About recording narration in PowerPoint 2007 and onward
When you record narration in PowerPoint, what you get will depend on which version you use. If you choose to record narration in PowerPoint 2007, you'll see this dialog box:
Change Quality opens another dialog box where you can choose from a fairly wide range of sampling rates, each with stereo or mono choices. The choices you make can a big effect on the size of the recorded narration files. The lower the sampling rate, the smaller (but lower quality) the file. Stereo records two tracks so selecting stereo will result in files approximately twice the size of mono recordings.
You also have the choice of linking or not, and choosing the folder to link to.
(Note that this gives you a fully pathed link, even if you're saving the linked narration files to the same folder as the PPTX itself. This is probably a bug. It can cause links to souds to break if you move the sound files to a different folder or computer.)
The narration files, whether linked or embedded, will be in WAV format; meaning uncompressed ... large.
If you choose to record narration in PowerPoint 2010 and later, you'll see a different dialog box:
Perhaps Microsoft felt that all the choices in 2007 scared users. If so, they've certainly solved that problem, leaving us with the following setup:
- Narration is recorded at 64kbps (higher than the default in 2007, but no options for higher/lower rates).
- Narration files are embedded (no option to link).
- Narration is saved as WMA format files (compressed, so they're smaller).
- Period. Other options? None.
Not bad as options go, but sometimes a higher or lower sampling rate is preferable (when we want higher quality sound or need smaller files).
How do the different settings interact?
When you open a file with narration recorded and embedded in PowerPoint 2007, PowerPoint 2013 tells you that it can optimize and compress the media if you let it convert the file to the 2013 format.

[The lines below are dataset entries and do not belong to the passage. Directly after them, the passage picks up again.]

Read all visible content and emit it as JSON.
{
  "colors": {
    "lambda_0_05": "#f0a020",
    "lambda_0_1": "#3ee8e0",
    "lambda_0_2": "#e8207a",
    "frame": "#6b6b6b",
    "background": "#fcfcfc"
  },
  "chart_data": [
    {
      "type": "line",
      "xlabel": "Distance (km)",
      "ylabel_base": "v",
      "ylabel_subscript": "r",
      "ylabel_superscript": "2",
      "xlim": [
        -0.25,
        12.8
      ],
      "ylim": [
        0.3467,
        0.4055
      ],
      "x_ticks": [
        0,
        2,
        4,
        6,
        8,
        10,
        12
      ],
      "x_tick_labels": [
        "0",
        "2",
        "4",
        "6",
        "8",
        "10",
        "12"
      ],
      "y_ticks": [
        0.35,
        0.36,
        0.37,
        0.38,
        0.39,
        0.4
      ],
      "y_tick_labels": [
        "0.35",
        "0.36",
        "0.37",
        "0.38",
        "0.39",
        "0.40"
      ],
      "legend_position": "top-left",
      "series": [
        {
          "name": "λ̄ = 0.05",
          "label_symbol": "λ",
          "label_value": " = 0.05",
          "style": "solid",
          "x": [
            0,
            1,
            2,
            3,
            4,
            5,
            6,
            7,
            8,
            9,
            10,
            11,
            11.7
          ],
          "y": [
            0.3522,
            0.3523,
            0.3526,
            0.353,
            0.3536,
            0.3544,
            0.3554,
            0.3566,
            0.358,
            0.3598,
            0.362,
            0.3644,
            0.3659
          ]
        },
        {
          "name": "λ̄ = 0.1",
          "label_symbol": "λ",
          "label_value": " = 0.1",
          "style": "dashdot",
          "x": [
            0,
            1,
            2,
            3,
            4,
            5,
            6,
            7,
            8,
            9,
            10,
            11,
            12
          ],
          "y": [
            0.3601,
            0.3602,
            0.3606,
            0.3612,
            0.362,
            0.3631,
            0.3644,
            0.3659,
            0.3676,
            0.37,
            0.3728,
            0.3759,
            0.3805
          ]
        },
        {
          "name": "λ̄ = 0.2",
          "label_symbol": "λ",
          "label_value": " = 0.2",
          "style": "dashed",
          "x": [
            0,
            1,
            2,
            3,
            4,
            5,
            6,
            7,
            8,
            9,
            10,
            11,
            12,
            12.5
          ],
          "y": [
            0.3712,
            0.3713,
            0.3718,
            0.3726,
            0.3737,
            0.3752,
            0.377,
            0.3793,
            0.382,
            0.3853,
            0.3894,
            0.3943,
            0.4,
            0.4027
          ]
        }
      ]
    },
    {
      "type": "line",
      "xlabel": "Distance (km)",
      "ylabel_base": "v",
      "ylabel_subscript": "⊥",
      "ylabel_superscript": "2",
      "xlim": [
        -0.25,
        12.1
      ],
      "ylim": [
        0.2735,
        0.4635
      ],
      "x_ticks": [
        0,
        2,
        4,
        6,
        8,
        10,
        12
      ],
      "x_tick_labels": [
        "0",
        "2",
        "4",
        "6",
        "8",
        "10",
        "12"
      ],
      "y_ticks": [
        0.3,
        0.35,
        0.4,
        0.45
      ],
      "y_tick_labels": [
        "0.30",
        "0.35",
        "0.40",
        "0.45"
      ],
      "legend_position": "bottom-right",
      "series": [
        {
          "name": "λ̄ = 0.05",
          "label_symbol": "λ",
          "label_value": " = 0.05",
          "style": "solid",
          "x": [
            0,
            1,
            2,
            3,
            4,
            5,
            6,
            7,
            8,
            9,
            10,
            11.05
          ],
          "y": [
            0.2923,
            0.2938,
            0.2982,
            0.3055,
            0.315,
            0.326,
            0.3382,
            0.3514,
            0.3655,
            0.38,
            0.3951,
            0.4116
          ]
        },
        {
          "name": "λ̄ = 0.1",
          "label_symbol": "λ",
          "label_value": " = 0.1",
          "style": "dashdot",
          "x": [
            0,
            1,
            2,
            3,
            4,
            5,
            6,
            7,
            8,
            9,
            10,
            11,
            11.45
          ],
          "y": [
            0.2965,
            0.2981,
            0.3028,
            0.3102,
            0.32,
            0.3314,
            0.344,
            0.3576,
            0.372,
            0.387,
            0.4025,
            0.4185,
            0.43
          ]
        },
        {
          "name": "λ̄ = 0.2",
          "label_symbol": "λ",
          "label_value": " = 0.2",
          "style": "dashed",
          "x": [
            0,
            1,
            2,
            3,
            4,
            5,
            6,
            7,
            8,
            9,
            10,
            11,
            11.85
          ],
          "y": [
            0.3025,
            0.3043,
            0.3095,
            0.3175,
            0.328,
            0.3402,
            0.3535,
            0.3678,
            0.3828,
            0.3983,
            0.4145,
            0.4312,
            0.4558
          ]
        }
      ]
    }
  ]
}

If you do that without making any other changes, you still have WAV files in the PPTX but the PPTX file size will be smaller, perhaps by half the size of the original embedded WAV files. Most probably, PowerPoint has "downsampled" from its original sampling rate to 88kbps.
If you open the same file and then choose PowerPoint 2013's option to optimize for compatibility, the WAV sounds get converted to MP4. In one test, the resulting MP4 was sampled at 100kbps and was larger than the WAV from the previous step (but still smaller than the original WAV recorded by PowerPoint 2007).
Can I get more control over the sound quality and other options?
Yes. Your friends at PPTools (that's us) have written a PowerPoint add-in called PPTools Narrator. It's free for now.
You record your narration in your own preferred audio recording software where you have total control over the sampling rates and other factors, and can easily edit out glitches and add effects. Once you're satisfied with the narration, you split it into multiple individual files, one for each slide that needs narration, and name them in a special way. Audacity is a great free audio editing program and makes splitting up the audio track very simple (Narrator's help file includes insructions). Narrator then marries the audio files to the slides in a logical way.